President Obama on Monday pledged his "full support" to the CIA, assuring the covert agency he would vigorously protect the security and identities of its members after his administration last week released classified memos on interrogation techniques.
The release drew criticism from former CIA directors including Michael Hayden, who worried that the disclosure of the Justice Department memos would have a chilling effect on agents' ability to operate in the field.
But Obama, in his first public visit to the agency's Langley headquarters, voiced unwavering support for the CIA as he stood beside Director Leon Panetta.

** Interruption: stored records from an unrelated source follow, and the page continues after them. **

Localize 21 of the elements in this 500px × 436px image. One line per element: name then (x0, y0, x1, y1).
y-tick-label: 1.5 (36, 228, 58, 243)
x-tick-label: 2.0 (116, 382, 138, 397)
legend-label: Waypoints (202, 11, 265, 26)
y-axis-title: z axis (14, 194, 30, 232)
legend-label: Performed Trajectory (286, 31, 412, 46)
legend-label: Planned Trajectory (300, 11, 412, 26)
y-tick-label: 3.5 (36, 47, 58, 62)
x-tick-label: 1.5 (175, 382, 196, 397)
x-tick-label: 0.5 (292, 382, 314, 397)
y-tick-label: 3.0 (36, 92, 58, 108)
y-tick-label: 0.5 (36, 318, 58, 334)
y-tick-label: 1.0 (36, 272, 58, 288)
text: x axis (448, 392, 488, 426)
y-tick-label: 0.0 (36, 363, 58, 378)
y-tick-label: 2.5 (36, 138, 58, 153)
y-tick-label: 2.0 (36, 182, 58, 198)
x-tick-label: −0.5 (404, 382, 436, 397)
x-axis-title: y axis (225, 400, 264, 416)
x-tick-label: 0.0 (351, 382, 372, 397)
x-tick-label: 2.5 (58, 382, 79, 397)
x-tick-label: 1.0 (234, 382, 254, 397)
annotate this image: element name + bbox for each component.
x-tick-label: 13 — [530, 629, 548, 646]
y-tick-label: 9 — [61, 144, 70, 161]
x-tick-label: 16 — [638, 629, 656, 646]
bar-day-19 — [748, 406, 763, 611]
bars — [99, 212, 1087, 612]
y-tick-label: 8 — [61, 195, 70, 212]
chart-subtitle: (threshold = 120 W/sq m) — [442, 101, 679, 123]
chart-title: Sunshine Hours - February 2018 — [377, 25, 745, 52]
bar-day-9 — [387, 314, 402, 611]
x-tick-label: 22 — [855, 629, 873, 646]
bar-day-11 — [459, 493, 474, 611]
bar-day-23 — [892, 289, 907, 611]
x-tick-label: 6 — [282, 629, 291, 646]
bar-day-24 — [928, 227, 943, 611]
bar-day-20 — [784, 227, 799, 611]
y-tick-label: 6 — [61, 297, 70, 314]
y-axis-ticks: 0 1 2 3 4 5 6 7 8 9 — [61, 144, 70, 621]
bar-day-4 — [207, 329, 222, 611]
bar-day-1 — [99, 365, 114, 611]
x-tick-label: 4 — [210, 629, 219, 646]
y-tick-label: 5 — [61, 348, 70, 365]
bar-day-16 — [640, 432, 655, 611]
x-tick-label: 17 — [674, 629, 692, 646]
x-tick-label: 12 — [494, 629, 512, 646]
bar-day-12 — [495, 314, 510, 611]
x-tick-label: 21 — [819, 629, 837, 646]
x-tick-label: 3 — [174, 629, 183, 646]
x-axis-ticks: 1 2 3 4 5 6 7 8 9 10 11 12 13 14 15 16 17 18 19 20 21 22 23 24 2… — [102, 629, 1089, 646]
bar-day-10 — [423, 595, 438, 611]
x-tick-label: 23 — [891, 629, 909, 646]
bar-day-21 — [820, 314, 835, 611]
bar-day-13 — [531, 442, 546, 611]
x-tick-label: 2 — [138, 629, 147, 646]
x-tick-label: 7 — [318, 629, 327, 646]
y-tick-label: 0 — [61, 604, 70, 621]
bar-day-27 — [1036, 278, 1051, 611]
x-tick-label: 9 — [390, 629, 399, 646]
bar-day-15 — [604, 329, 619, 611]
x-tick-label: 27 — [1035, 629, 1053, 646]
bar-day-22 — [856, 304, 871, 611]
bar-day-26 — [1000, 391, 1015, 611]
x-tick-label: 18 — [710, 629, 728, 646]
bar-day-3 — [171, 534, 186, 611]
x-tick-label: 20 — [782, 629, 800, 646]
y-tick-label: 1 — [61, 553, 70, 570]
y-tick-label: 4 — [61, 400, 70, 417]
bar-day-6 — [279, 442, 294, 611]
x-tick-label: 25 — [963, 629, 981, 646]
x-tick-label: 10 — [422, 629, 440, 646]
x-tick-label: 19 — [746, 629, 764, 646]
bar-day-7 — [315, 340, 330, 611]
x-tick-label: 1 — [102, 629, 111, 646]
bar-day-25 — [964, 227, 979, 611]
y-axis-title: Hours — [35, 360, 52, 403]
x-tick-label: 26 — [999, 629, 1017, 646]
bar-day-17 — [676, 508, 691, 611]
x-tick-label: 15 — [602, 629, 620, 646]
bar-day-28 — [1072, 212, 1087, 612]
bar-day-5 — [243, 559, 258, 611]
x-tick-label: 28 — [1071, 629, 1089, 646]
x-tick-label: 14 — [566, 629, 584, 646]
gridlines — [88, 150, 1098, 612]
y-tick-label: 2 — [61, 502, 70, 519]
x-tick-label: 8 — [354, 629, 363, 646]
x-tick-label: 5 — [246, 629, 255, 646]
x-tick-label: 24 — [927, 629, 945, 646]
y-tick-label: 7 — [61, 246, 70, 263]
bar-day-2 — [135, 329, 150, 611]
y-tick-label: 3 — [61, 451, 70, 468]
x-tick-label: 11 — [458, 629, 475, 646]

"You are an indispensable tool, the tip of the spear in America's international mission and our national security," Obama said. "I will be as vigorous in protecting you as you are in protecting the American people."
He acknowledged that "the last few days have been difficult" and said he would continue to fight to keep classified documents secret. But he defended his administration's decision to release select documents last week, saying much of the information in them was already public knowledge.
"I acted primarily because of the exceptional circumstances that surrounded these memos," Obama said.
The Obama administration has deflected calls to open criminal cases against those who conducted harsh interrogations as spelled out in the memos. But he also has demanded an end to the techniques described in the memos -- including waterboarding and many others.
Obama said Monday he understands the frustration of being asked to play by the rules against enemies "who have no scruples and would willingly and gladly kill innocents."
He said the U.S. is on "the better side of history" and must uphold its values.
"I believe that our nation is stronger and more secure when we deploy the full measure of both our power and the power of our values," he said. "You've got a harder job and so do I, and that's okay. ... That's why we can take such extraordinary pride in being Americans."
Panetta, speaking before Obama, echoed the president's opposition to harsh interrogation techniques. And he too suggested that calls for prosecutions against CIA officials be dropped.
"This is a time for reflection, not retribution," he said, urging Washington to avoid "laying blame for the past."
The White House drew criticism from both sides of the aisle last week. Liberals wanted Obama to pursue criminal charges against those who allegedly tortured suspects. Bush administration officials and other Republicans scolded Obama for releasing classified information.
Sen. John McCain, R-Ariz., told FOX News earlier Monday that the decision to release the memos "helps no one."
"(The release) doesn't help America's image, does not help us address the issue and I think it was a serious mistake to release these memos," McCain said.
But he also criticized the CIA for reported claims in another memo that agents waterboarded an Al Qaeda suspect 183 times.
"It's unacceptable, it's unacceptable," said McCain, who spent five years in a Vietnamese prison during the Vietnam War. "One is too much. Waterboarding is torture, period. And I can assure you that once enough physical pain is inflicted on someone they will tell that interrogator whatever they think they want to hear. And most importantly, it serves as a great propaganda tool for those who recruit people to fight against us."